It won't be until 100m off the winning post in tomorrow morning's US$5 million Duty Free in Dubai that it will become obvious whether the mammoth trip around the world has affected New Zealand champ Ocean Park.
The Cox Plate winner appears to have done everything right since arriving in Dubai.
Part-owner and trainer Gary Hennessy says Ocean Park dropped weight on the trip.
"You can't see that the weight has come off him."
Like humans, racehorses lose fluid during international air travel.
Generally that is replaced quite quickly.
Trackwork rider Kate Hercock says Ocean Park feels his normal self.
"He's eating and drinking and he's such a relaxed dude.
"You can't tell [if he's 100 per cent] because he's always a very lazy trackworker."
Ocean Park has travelled the longest distance of all the horses in Dubai.
At this level of international competition being just 2 per cent off top form can get you beaten.
More often than not horses that have travelled the best will beat horses of higher ability in these races.
It will only become obvious where Ocean Park sits when the white hot pressure comes on in the closing stages of one of the world's great races.
While the Dubai World Cup is the world's richest horse race and Dubai's jewel in the crown, the 1800m Duty Free is often as strong and in some years has been stronger.
Geir Stabell, of the Northern Hemisphere's Globeform, says this year's Duty Free is as open as it could possibly be.
"There is not one horse in there that you could say it would be an upset victory if it won."
Stabell agrees it is difficult to line up the form of Ocean Park against the Northern Hemisphere horses.
"Like most people I've heard a lot about Ocean Park in recent weeks and I'm intrigued to say the least.
"He has possibly my all time favourite jockey aboard."
Travelling horses is almost an art and two of the best at it, South Africa's Mike de Kock and France's Alain de Royer-Dupre, winner of the Melbourne Cup with Americain, have runners facing Ocean Park.
Mike de Kock has three representatives.

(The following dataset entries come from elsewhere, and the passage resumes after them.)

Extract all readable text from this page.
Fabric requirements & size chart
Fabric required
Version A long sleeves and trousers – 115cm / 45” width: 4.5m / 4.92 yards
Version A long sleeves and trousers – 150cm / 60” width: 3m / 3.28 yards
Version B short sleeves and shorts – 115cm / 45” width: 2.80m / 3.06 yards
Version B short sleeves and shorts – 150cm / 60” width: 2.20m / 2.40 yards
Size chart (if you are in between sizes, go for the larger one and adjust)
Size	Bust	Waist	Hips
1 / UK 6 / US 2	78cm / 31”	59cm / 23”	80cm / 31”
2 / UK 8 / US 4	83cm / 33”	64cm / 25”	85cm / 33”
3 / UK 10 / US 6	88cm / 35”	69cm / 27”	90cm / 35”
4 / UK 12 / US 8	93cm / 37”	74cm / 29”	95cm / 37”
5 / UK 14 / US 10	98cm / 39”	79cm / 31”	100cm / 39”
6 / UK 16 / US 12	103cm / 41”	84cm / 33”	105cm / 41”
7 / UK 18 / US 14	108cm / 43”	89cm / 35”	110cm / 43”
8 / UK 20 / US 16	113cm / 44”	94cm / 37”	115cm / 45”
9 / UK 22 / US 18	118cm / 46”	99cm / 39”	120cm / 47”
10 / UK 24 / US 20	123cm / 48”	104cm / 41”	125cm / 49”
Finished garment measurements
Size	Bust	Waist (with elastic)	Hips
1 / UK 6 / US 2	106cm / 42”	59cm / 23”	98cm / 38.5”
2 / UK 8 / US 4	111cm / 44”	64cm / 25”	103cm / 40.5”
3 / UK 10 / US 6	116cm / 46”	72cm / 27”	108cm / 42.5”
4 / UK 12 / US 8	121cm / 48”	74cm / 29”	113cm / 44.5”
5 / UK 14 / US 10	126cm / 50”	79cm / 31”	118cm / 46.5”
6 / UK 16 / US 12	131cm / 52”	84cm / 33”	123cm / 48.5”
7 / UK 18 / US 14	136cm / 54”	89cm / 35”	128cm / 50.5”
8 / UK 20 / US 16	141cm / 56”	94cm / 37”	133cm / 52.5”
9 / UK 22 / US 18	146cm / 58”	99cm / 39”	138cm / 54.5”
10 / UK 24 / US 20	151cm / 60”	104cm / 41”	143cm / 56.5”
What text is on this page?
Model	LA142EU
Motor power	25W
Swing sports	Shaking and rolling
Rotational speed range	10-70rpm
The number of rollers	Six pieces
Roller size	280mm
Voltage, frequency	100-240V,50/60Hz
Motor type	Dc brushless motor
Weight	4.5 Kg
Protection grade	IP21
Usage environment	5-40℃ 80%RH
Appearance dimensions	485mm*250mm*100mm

Gary Hennessy would like to join that group at 5.40am (NZT) tomorrow.
One positive for Hennessy is an instant rapport with Johnny Murtagh.
"We seem to be on exactly the same page," says the New Zealand horseman.
The Duty Free is the race the great Sunline tackled in 2001 and should have beaten Jim And Tonic and Fairy King Prawn instead of going down narrowly.
Sunline was taken on in front fiercely right from the jump and, interestingly, regular rider Greg Childs much later admitted to shouldering some of the blame for not setting a faster pace.
To achieve something Sunline was unable to do, albeit unluckily, would help elevate Ocean Park to true international rating.